Iván, completamente desconcertado, se calló.

—En cuanto empezó a describir —continuó el huésped— me di cuenta de con quién tuvo el placer de conversar. ¡Pero me sorprende Berlioz! Bueno, usted, claro, es terreno completamente virgen —y el visitante se excusó de nuevo—, pero el otro, por lo que he oído, había leído un poco. Las primeras palabras de ese profesor disiparon todas mis dudas. ¡Es imposible no reconocerle, amigo mío! Aunque usted... perdóneme, si no me equivoco, es un hombre inculto.

—¡Sin duda alguna! —asintió el desconocido Iván.

—Bueno, pues... ¡La misma cara que ha descrito, los ojos diferentes, las cejas!... Dígame, ¿no conoce la ópera
Fausto
?

Iván, sin saber por qué, se avergonzó terriblemente y con la cara ardiendo empezó a balbucir algo sobre un viaje al sanatorio...a Yalta...

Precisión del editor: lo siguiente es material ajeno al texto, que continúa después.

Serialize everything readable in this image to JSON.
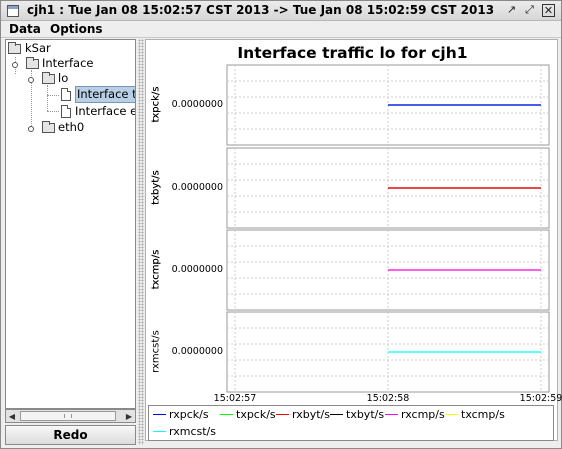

—Pues claro, ¡no es extraño.’ Pero le repito que me sorprende Berlioz... No sólo era un hombre culto, sino también muy sagaz. Aunque tengo que decir en su defensa que Voland puede confundir a un hombre mucho más astuto que él.

—¿Cómo? —gritó a su vez Iván

—¡No grite!

Iván se dio una palmada en la frente y murmuró.